Daily Trust (Abuja)

Nigeria: NHIS Seeks Intl Community's Cooperation On Maternal, Child Health

Onimisi Alao

15 December 2008


Executive Secretary of National Health Insurance Scheme (NHIS), Dr Mohammed Dogo, in Bayelsa recently for the flag-off of a special health Insurance coverage for pregnant women and children in parts of the state, appealed for cooperation from the international community on the country's moves to facilitate access to good health care for pregnant women and young children.

The NHIS boss was in Oporoma, headquarters of Bayelsa State's Southern Ijaw Local Government Area (SILGA) to formalize the commencement of free health care for the critical segments of the state's population.
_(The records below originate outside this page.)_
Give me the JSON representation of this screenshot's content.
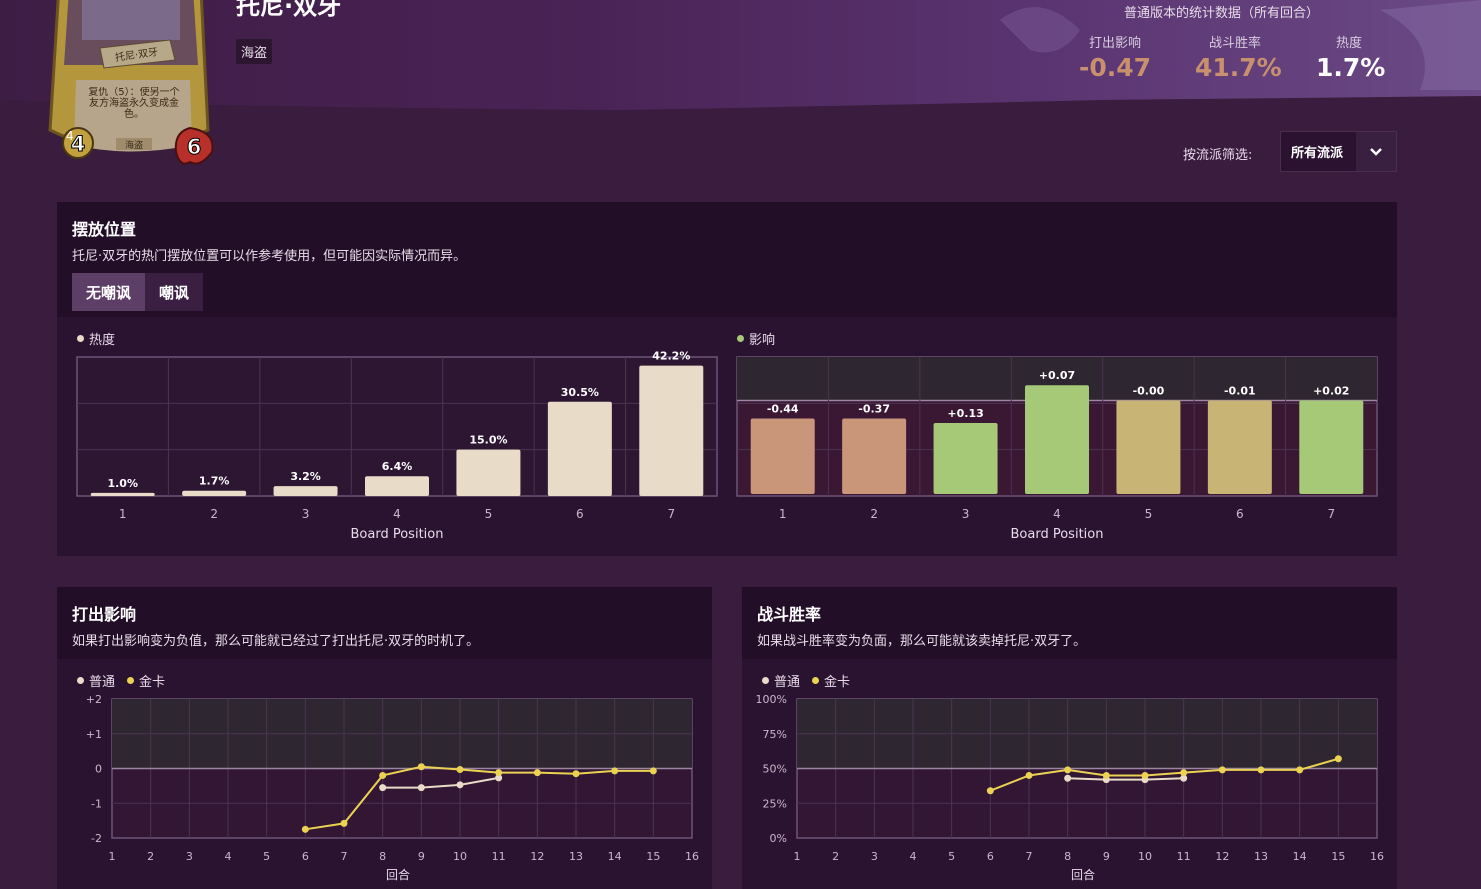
{
  "hero": {
    "name": "托尼·双牙",
    "tribe": "海盗",
    "card": {
      "name": "托尼·双牙",
      "text": "复仇（5）：使另一个友方海盗永久变成金色。",
      "tribe": "海盗",
      "attack": "4",
      "health": "6",
      "tier": "4"
    }
  },
  "stats": {
    "title": "普通版本的统计数据（所有回合）",
    "items": [
      {
        "label": "打出影响",
        "value": "-0.47",
        "color": "#c9906e"
      },
      {
        "label": "战斗胜率",
        "value": "41.7%",
        "color": "#c9906e"
      },
      {
        "label": "热度",
        "value": "1.7%",
        "color": "#ffffff"
      }
    ]
  },
  "filter": {
    "label": "按流派筛选:",
    "selected": "所有流派"
  },
  "placement": {
    "title": "摆放位置",
    "desc": "托尼·双牙的热门摆放位置可以作参考使用，但可能因实际情况而异。",
    "tabs": [
      "无嘲讽",
      "嘲讽"
    ],
    "popularity_legend": "热度",
    "impact_legend": "影响"
  },
  "play_impact": {
    "title": "打出影响",
    "desc": "如果打出影响变为负值，那么可能就已经过了打出托尼·双牙的时机了。"
  },
  "winrate": {
    "title": "战斗胜率",
    "desc": "如果战斗胜率变为负面，那么可能就该卖掉托尼·双牙了。"
  },
  "colors": {
    "popularity": "#e8dcc8",
    "impact_negative": "#c9967a",
    "impact_positive": "#a6c978",
    "impact_neutral": "#c8b474",
    "normal": "#e8dcc8",
    "golden": "#ecd253"
  },
  "chart_data": [
    {
      "type": "bar",
      "title": "热度",
      "xlabel": "Board Position",
      "categories": [
        "1",
        "2",
        "3",
        "4",
        "5",
        "6",
        "7"
      ],
      "values": [
        1.0,
        1.7,
        3.2,
        6.4,
        15.0,
        30.5,
        42.2
      ],
      "labels": [
        "1.0%",
        "1.7%",
        "3.2%",
        "6.4%",
        "15.0%",
        "30.5%",
        "42.2%"
      ],
      "ylim": [
        0,
        45
      ]
    },
    {
      "type": "bar",
      "title": "影响",
      "xlabel": "Board Position",
      "categories": [
        "1",
        "2",
        "3",
        "4",
        "5",
        "6",
        "7"
      ],
      "values": [
        -0.44,
        -0.37,
        0.13,
        0.07,
        -0.0,
        -0.01,
        0.02
      ],
      "labels": [
        "-0.44",
        "-0.37",
        "+0.13",
        "+0.07",
        "-0.00",
        "-0.01",
        "+0.02"
      ],
      "ylim": [
        -0.44,
        0.2
      ]
    },
    {
      "type": "line",
      "xlabel": "回合",
      "x": [
        1,
        2,
        3,
        4,
        5,
        6,
        7,
        8,
        9,
        10,
        11,
        12,
        13,
        14,
        15,
        16
      ],
      "ylim": [
        -2,
        2
      ],
      "yticks": [
        "+2",
        "+1",
        "0",
        "-1",
        "-2"
      ],
      "series": [
        {
          "name": "普通",
          "x": [
            8,
            9,
            10,
            11
          ],
          "values": [
            -0.55,
            -0.55,
            -0.47,
            -0.27
          ]
        },
        {
          "name": "金卡",
          "x": [
            6,
            7,
            8,
            9,
            10,
            11,
            12,
            13,
            14,
            15
          ],
          "values": [
            -1.75,
            -1.58,
            -0.2,
            0.05,
            -0.03,
            -0.12,
            -0.12,
            -0.15,
            -0.07,
            -0.07
          ]
        }
      ]
    },
    {
      "type": "line",
      "xlabel": "回合",
      "x": [
        1,
        2,
        3,
        4,
        5,
        6,
        7,
        8,
        9,
        10,
        11,
        12,
        13,
        14,
        15,
        16
      ],
      "ylim": [
        0,
        100
      ],
      "yticks": [
        "100%",
        "75%",
        "50%",
        "25%",
        "0%"
      ],
      "series": [
        {
          "name": "普通",
          "x": [
            8,
            9,
            10,
            11
          ],
          "values": [
            43,
            42,
            42,
            43
          ]
        },
        {
          "name": "金卡",
          "x": [
            6,
            7,
            8,
            9,
            10,
            11,
            12,
            13,
            14,
            15
          ],
          "values": [
            34,
            45,
            49,
            45,
            45,
            47,
            49,
            49,
            49,
            57
          ]
        }
      ]
    }
  ]
}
Initiated by the NHIS, the project is being funded for selected local government areas of the state by the Nigerian office of Millennium Development Goals (MDGs) and the state government through the Bayelsa Medicare Service (BMS).
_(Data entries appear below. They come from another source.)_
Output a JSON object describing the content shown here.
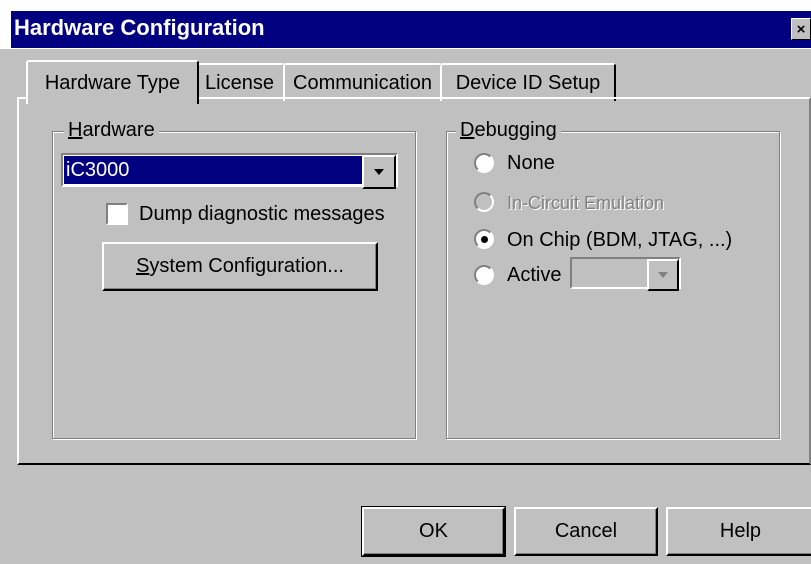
{
  "window": {
    "title": "Hardware Configuration",
    "close_glyph": "×"
  },
  "tabs": [
    {
      "label": "Hardware Type",
      "active": true
    },
    {
      "label": "License",
      "active": false
    },
    {
      "label": "Communication",
      "active": false
    },
    {
      "label": "Device ID Setup",
      "active": false
    }
  ],
  "hardware_group": {
    "legend_mnemonic": "H",
    "legend_rest": "ardware",
    "combo": {
      "selected": "iC3000",
      "icon": "chevron-down-icon"
    },
    "checkbox": {
      "label": "Dump diagnostic messages",
      "checked": false
    },
    "system_config": {
      "mnemonic": "S",
      "rest": "ystem Configuration..."
    }
  },
  "debugging_group": {
    "legend_mnemonic": "D",
    "legend_rest": "ebugging",
    "options": [
      {
        "label": "None",
        "selected": false,
        "enabled": true
      },
      {
        "label": "In-Circuit Emulation",
        "selected": false,
        "enabled": false
      },
      {
        "label": "On Chip (BDM, JTAG, ...)",
        "selected": true,
        "enabled": true
      },
      {
        "label": "Active",
        "selected": false,
        "enabled": true
      }
    ],
    "active_combo": {
      "value": "",
      "enabled": false
    }
  },
  "buttons": {
    "ok": "OK",
    "cancel": "Cancel",
    "help": "Help"
  },
  "colors": {
    "titlebar": "#000080",
    "face": "#c0c0c0",
    "selection": "#000080"
  }
}
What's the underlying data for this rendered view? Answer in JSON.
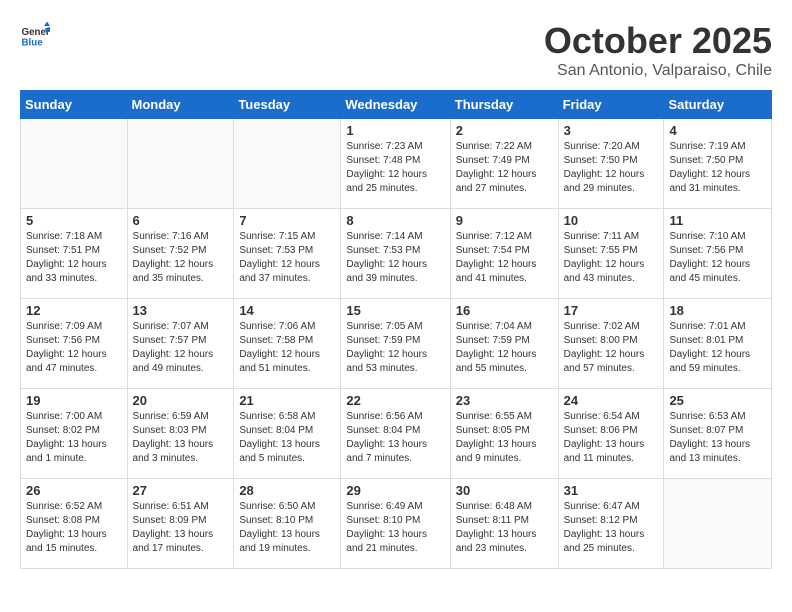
{
  "logo": {
    "general": "General",
    "blue": "Blue"
  },
  "header": {
    "month": "October 2025",
    "location": "San Antonio, Valparaiso, Chile"
  },
  "days_of_week": [
    "Sunday",
    "Monday",
    "Tuesday",
    "Wednesday",
    "Thursday",
    "Friday",
    "Saturday"
  ],
  "weeks": [
    [
      {
        "day": "",
        "sunrise": "",
        "sunset": "",
        "daylight": ""
      },
      {
        "day": "",
        "sunrise": "",
        "sunset": "",
        "daylight": ""
      },
      {
        "day": "",
        "sunrise": "",
        "sunset": "",
        "daylight": ""
      },
      {
        "day": "1",
        "sunrise": "Sunrise: 7:23 AM",
        "sunset": "Sunset: 7:48 PM",
        "daylight": "Daylight: 12 hours and 25 minutes."
      },
      {
        "day": "2",
        "sunrise": "Sunrise: 7:22 AM",
        "sunset": "Sunset: 7:49 PM",
        "daylight": "Daylight: 12 hours and 27 minutes."
      },
      {
        "day": "3",
        "sunrise": "Sunrise: 7:20 AM",
        "sunset": "Sunset: 7:50 PM",
        "daylight": "Daylight: 12 hours and 29 minutes."
      },
      {
        "day": "4",
        "sunrise": "Sunrise: 7:19 AM",
        "sunset": "Sunset: 7:50 PM",
        "daylight": "Daylight: 12 hours and 31 minutes."
      }
    ],
    [
      {
        "day": "5",
        "sunrise": "Sunrise: 7:18 AM",
        "sunset": "Sunset: 7:51 PM",
        "daylight": "Daylight: 12 hours and 33 minutes."
      },
      {
        "day": "6",
        "sunrise": "Sunrise: 7:16 AM",
        "sunset": "Sunset: 7:52 PM",
        "daylight": "Daylight: 12 hours and 35 minutes."
      },
      {
        "day": "7",
        "sunrise": "Sunrise: 7:15 AM",
        "sunset": "Sunset: 7:53 PM",
        "daylight": "Daylight: 12 hours and 37 minutes."
      },
      {
        "day": "8",
        "sunrise": "Sunrise: 7:14 AM",
        "sunset": "Sunset: 7:53 PM",
        "daylight": "Daylight: 12 hours and 39 minutes."
      },
      {
        "day": "9",
        "sunrise": "Sunrise: 7:12 AM",
        "sunset": "Sunset: 7:54 PM",
        "daylight": "Daylight: 12 hours and 41 minutes."
      },
      {
        "day": "10",
        "sunrise": "Sunrise: 7:11 AM",
        "sunset": "Sunset: 7:55 PM",
        "daylight": "Daylight: 12 hours and 43 minutes."
      },
      {
        "day": "11",
        "sunrise": "Sunrise: 7:10 AM",
        "sunset": "Sunset: 7:56 PM",
        "daylight": "Daylight: 12 hours and 45 minutes."
      }
    ],
    [
      {
        "day": "12",
        "sunrise": "Sunrise: 7:09 AM",
        "sunset": "Sunset: 7:56 PM",
        "daylight": "Daylight: 12 hours and 47 minutes."
      },
      {
        "day": "13",
        "sunrise": "Sunrise: 7:07 AM",
        "sunset": "Sunset: 7:57 PM",
        "daylight": "Daylight: 12 hours and 49 minutes."
      },
      {
        "day": "14",
        "sunrise": "Sunrise: 7:06 AM",
        "sunset": "Sunset: 7:58 PM",
        "daylight": "Daylight: 12 hours and 51 minutes."
      },
      {
        "day": "15",
        "sunrise": "Sunrise: 7:05 AM",
        "sunset": "Sunset: 7:59 PM",
        "daylight": "Daylight: 12 hours and 53 minutes."
      },
      {
        "day": "16",
        "sunrise": "Sunrise: 7:04 AM",
        "sunset": "Sunset: 7:59 PM",
        "daylight": "Daylight: 12 hours and 55 minutes."
      },
      {
        "day": "17",
        "sunrise": "Sunrise: 7:02 AM",
        "sunset": "Sunset: 8:00 PM",
        "daylight": "Daylight: 12 hours and 57 minutes."
      },
      {
        "day": "18",
        "sunrise": "Sunrise: 7:01 AM",
        "sunset": "Sunset: 8:01 PM",
        "daylight": "Daylight: 12 hours and 59 minutes."
      }
    ],
    [
      {
        "day": "19",
        "sunrise": "Sunrise: 7:00 AM",
        "sunset": "Sunset: 8:02 PM",
        "daylight": "Daylight: 13 hours and 1 minute."
      },
      {
        "day": "20",
        "sunrise": "Sunrise: 6:59 AM",
        "sunset": "Sunset: 8:03 PM",
        "daylight": "Daylight: 13 hours and 3 minutes."
      },
      {
        "day": "21",
        "sunrise": "Sunrise: 6:58 AM",
        "sunset": "Sunset: 8:04 PM",
        "daylight": "Daylight: 13 hours and 5 minutes."
      },
      {
        "day": "22",
        "sunrise": "Sunrise: 6:56 AM",
        "sunset": "Sunset: 8:04 PM",
        "daylight": "Daylight: 13 hours and 7 minutes."
      },
      {
        "day": "23",
        "sunrise": "Sunrise: 6:55 AM",
        "sunset": "Sunset: 8:05 PM",
        "daylight": "Daylight: 13 hours and 9 minutes."
      },
      {
        "day": "24",
        "sunrise": "Sunrise: 6:54 AM",
        "sunset": "Sunset: 8:06 PM",
        "daylight": "Daylight: 13 hours and 11 minutes."
      },
      {
        "day": "25",
        "sunrise": "Sunrise: 6:53 AM",
        "sunset": "Sunset: 8:07 PM",
        "daylight": "Daylight: 13 hours and 13 minutes."
      }
    ],
    [
      {
        "day": "26",
        "sunrise": "Sunrise: 6:52 AM",
        "sunset": "Sunset: 8:08 PM",
        "daylight": "Daylight: 13 hours and 15 minutes."
      },
      {
        "day": "27",
        "sunrise": "Sunrise: 6:51 AM",
        "sunset": "Sunset: 8:09 PM",
        "daylight": "Daylight: 13 hours and 17 minutes."
      },
      {
        "day": "28",
        "sunrise": "Sunrise: 6:50 AM",
        "sunset": "Sunset: 8:10 PM",
        "daylight": "Daylight: 13 hours and 19 minutes."
      },
      {
        "day": "29",
        "sunrise": "Sunrise: 6:49 AM",
        "sunset": "Sunset: 8:10 PM",
        "daylight": "Daylight: 13 hours and 21 minutes."
      },
      {
        "day": "30",
        "sunrise": "Sunrise: 6:48 AM",
        "sunset": "Sunset: 8:11 PM",
        "daylight": "Daylight: 13 hours and 23 minutes."
      },
      {
        "day": "31",
        "sunrise": "Sunrise: 6:47 AM",
        "sunset": "Sunset: 8:12 PM",
        "daylight": "Daylight: 13 hours and 25 minutes."
      },
      {
        "day": "",
        "sunrise": "",
        "sunset": "",
        "daylight": ""
      }
    ]
  ]
}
"By this project," Moha-mmed Dogo said at the flag-off ceremony, "we hope that the international community will recognize the genuine efforts of the Nigerian government to rise to the challenge of poor maternal and child health."
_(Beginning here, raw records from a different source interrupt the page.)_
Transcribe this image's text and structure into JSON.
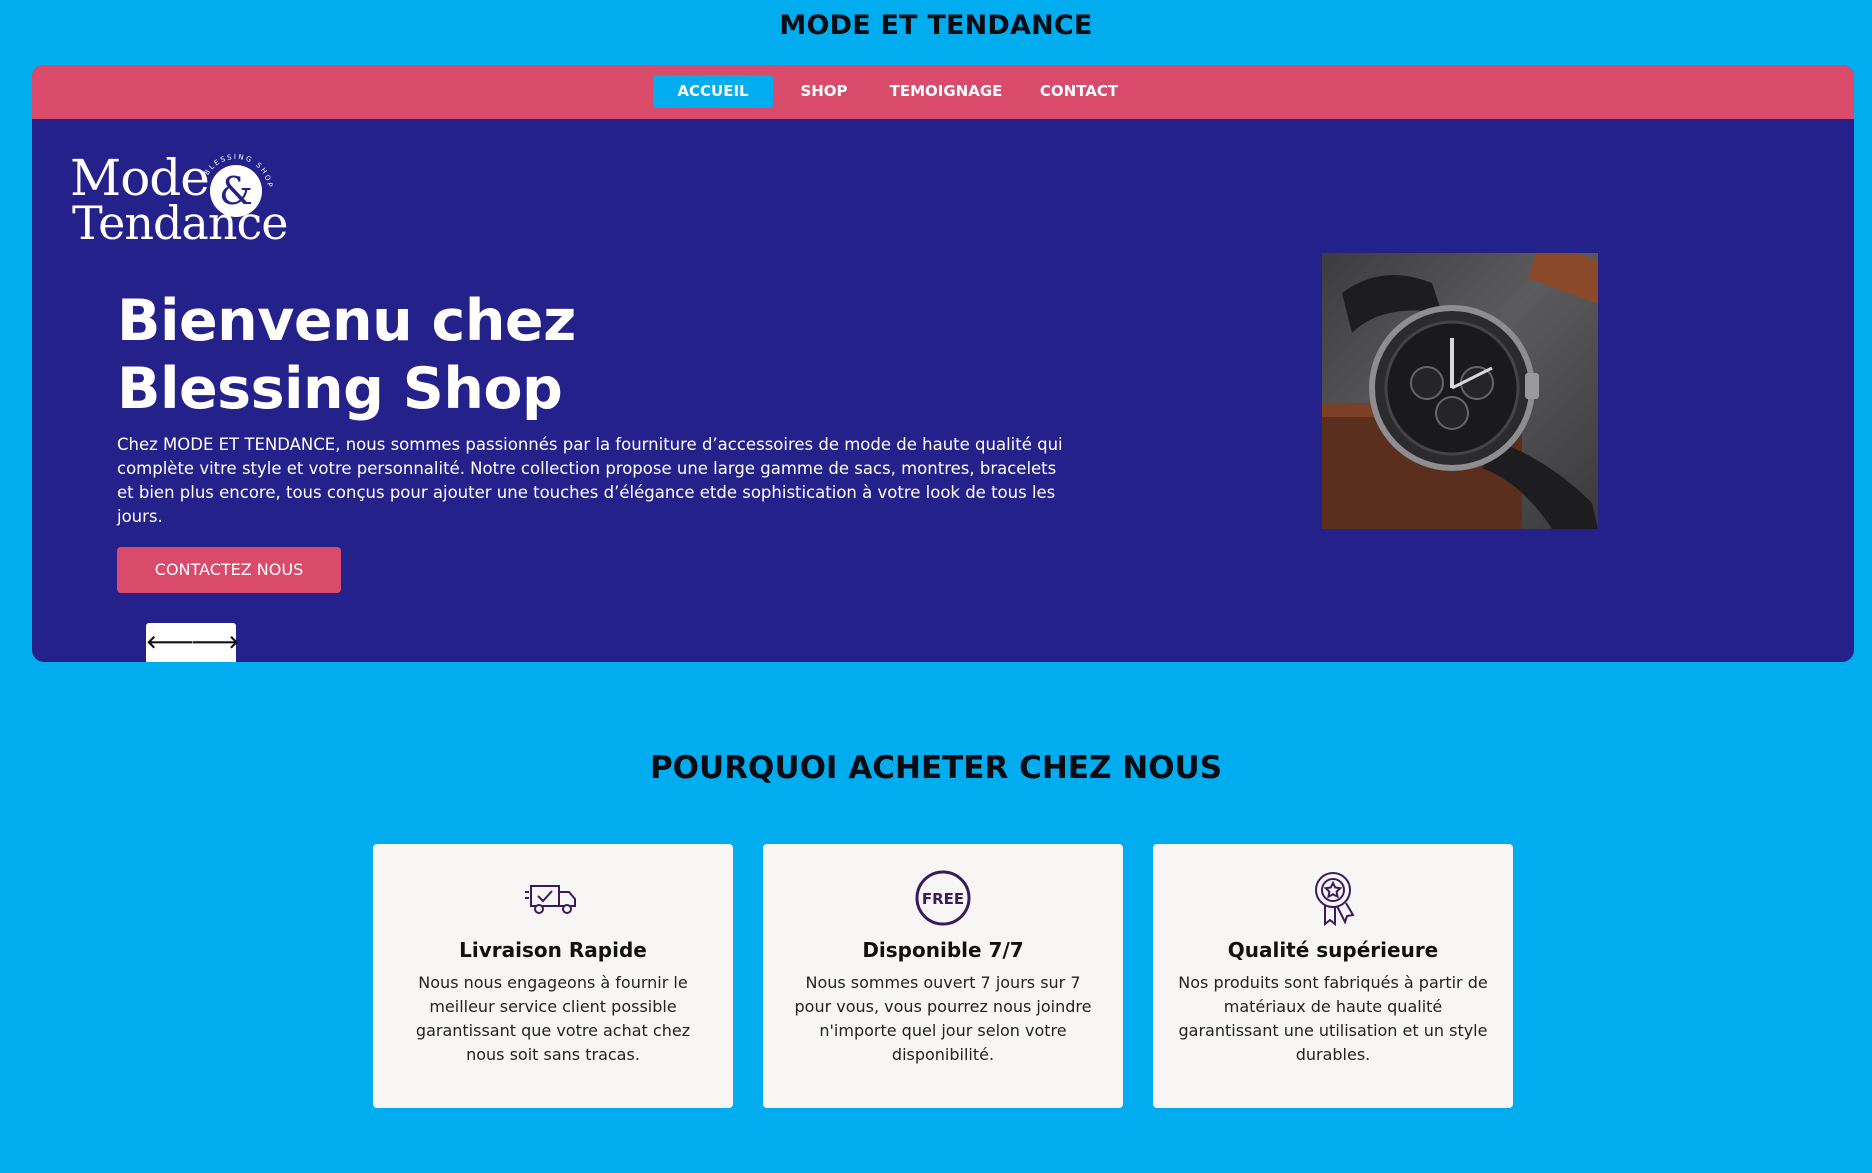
{
  "site": {
    "title": "MODE ET TENDANCE"
  },
  "nav": {
    "items": [
      {
        "label": "ACCUEIL",
        "active": true
      },
      {
        "label": "SHOP",
        "active": false
      },
      {
        "label": "TEMOIGNAGE",
        "active": false
      },
      {
        "label": "CONTACT",
        "active": false
      }
    ]
  },
  "logo": {
    "line1": "Mode",
    "line2": "Tendance",
    "ampersand": "&",
    "ring_text": "BLESSING SHOP"
  },
  "hero": {
    "heading_line1": "Bienvenu chez",
    "heading_line2": "Blessing Shop",
    "text": "Chez MODE ET TENDANCE, nous sommes passionnés par la fourniture d’accessoires de mode de haute qualité qui complète vitre style et votre personnalité. Notre collection propose une large gamme de sacs, montres, bracelets et bien plus encore, tous conçus pour ajouter une touches d’élégance etde sophistication à votre look de tous les jours.",
    "cta_label": "CONTACTEZ NOUS",
    "prev_arrow": "🡐",
    "next_arrow": "🡒",
    "image_icon": "wristwatch-photo"
  },
  "features": {
    "title": "POURQUOI ACHETER CHEZ NOUS",
    "cards": [
      {
        "icon": "delivery-truck-icon",
        "title": "Livraison Rapide",
        "text": "Nous nous engageons à fournir le meilleur service client possible garantissant que votre achat chez nous soit sans tracas."
      },
      {
        "icon": "free-badge-icon",
        "icon_text": "FREE",
        "title": "Disponible 7/7",
        "text": "Nous sommes ouvert 7 jours sur 7 pour vous, vous pourrez nous joindre n'importe quel jour selon votre disponibilité."
      },
      {
        "icon": "quality-award-icon",
        "title": "Qualité supérieure",
        "text": "Nos produits sont fabriqués à partir de matériaux de haute qualité garantissant une utilisation et un style durables."
      }
    ]
  },
  "colors": {
    "page_bg": "#01adef",
    "hero_bg": "#24218b",
    "accent_pink": "#da4a6a",
    "card_bg": "#f8f6f4",
    "icon_purple": "#3a1a5c"
  }
}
For decades, Nigeria has been suffering high death rates among women due mainly to complications from child birth, just as a large proportion of children have long been known to die before their fifth year. Statistics indicate that a close relationship exists between the well-being of the mother and the health of the child. The mortality ratio for children under five years old in Nigeria, according to a source, is 230 out of every 1000 live births. This is said to mean that 16 children under five years die every ten minutes. The intriguing calculations have it that newborn deaths account for more than a quarter of these deaths especially within the first week of life owing mainly to pregnancy and delivery-related complications.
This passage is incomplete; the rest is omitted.